Saturday 24th March 2007
I hate surprises. So much so that when Ben rang me at work on Monday and told me to keep the weekend free because he was going to surprise me, I almost ended the call. Instead I pretended to be thrilled.
‘You okay?’ he asks now. ‘You don’t get travel-sick do you?’
If I look pale it’s got nothing to do with the fact that we are rocketing down the A2 in Ben’s battered VW Golf.
‘I’m fine,’ I say. ‘But I wish you’d tell me where we’re going.’
He taps a finger against the side of his nose and smiles. ‘You’ll find out soon enough.’
Ben was never meant to be more than a one-night stand. I figured he’d be straight out of my bed, and my life, the moment our sweat-slicked bodies cooled. But he stuck around. He stayed all night and then insisted on taking me out for breakfast the next day. I said yes, partly because it was less awkward than saying no. Mostly because I was hungry and I didn’t have any food in the house. We ended up staying in the café for over two hours. I learnt that he was a self-employed graphic artist, he’d never been to a gig, and his dad was a massive hypochondriac. He learnt that I was an only child, a project manager for an eLearning company and that my dad had recently died. Ben immediately reached across the table, squeezed my hand and said how sorry he was. When he asked if we’d been close I changed the subject.
I need to go back there at some point, to my childhood home in the rolling green Worcestershire countryside, to clear and clean the farmhouse and put it on the market, but there’s a good reason why I haven’t been back in eighteen years.
‘Not long now,’ Ben says as a sign to Dover/Channel Tunnel/Canterbury/Chatham flashes past us. ‘Any idea where we’re going yet?’
My stomach tightens but I keep my tone light. ‘Canterbury has a nice cathedral. You’re not planning on marrying me, are you? I haven’t packed a dress.’
If Ben knew me well, he’d realise that my voice is half an octave too high and my smile is pulled too tightly over my teeth. He’d ask if I was okay instead of laughing and making a quip about Gretna Green. But Ben and I have only been seeing each other for a month. He barely knows me.

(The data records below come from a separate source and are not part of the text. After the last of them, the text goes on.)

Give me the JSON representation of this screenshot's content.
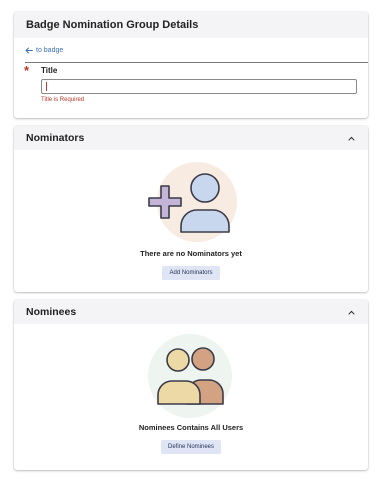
{
  "details": {
    "header_title": "Badge Nomination Group Details",
    "back_label": "to badge",
    "required_mark": "*",
    "title_label": "Title",
    "title_value": "",
    "error_text": "Title is Required"
  },
  "nominators": {
    "header_title": "Nominators",
    "empty_text": "There are no Nominators yet",
    "button_label": "Add Nominators",
    "icon": "add-user-icon"
  },
  "nominees": {
    "header_title": "Nominees",
    "empty_text": "Nominees Contains All Users",
    "button_label": "Define Nominees",
    "icon": "users-group-icon"
  },
  "colors": {
    "link": "#3d6fb6",
    "error": "#c0392b",
    "header_bg": "#f4f4f6",
    "button_bg": "#dfe5f4",
    "add_user_circle": "#f7ebe2",
    "add_user_plus": "#c4b4d8",
    "add_user_person": "#c9d7ee",
    "group_circle": "#eef5f1",
    "group_person_front": "#ecd9a6",
    "group_person_back": "#d2a283"
  }
}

I try to quell my anxiety, first by singing along to Ben’s Artic Monkeys CD, then by talking crap. As the miles speed by we discuss the DVD boxed set we’ve been binge-watching for the last week, the latest celebrity scandal that’s been splashed all over the broadsheets and where we watched the lunar eclipse. Logically I know that I have nothing to fear. I’m thirty-two, not fourteen. And Ben didn’t ask me to pack my passport. But the knot in my stomach remains.
‘Are we nearly there yet?’ I ask, as Ben presses a bottle of water to his lips.
He laughs, spraying the steering wheel with a fine mist. ‘Are you five?’
‘No, just impatient.’
‘I knew I should have blindfolded you. No,’ he nudges me lightly. ‘Gagged you.’
I tense but force a laugh. ‘Please tell me you’re not into all that S&M shit.’
‘Who says it’s shit?’
More laughter. We laugh a lot. We have since we met, in a pub in Soho. I was at a work leaving party and I’d just managed to spill the best part of a glass of red wine down my top. Ben came out of the men’s toilets as I swerved into the ladies’, dropping my purse in my haste. He waited outside so he could give it back to me. He was a nice-looking bloke, friendly and, because I was drunk, I said yes when he asked if he could buy me a drink.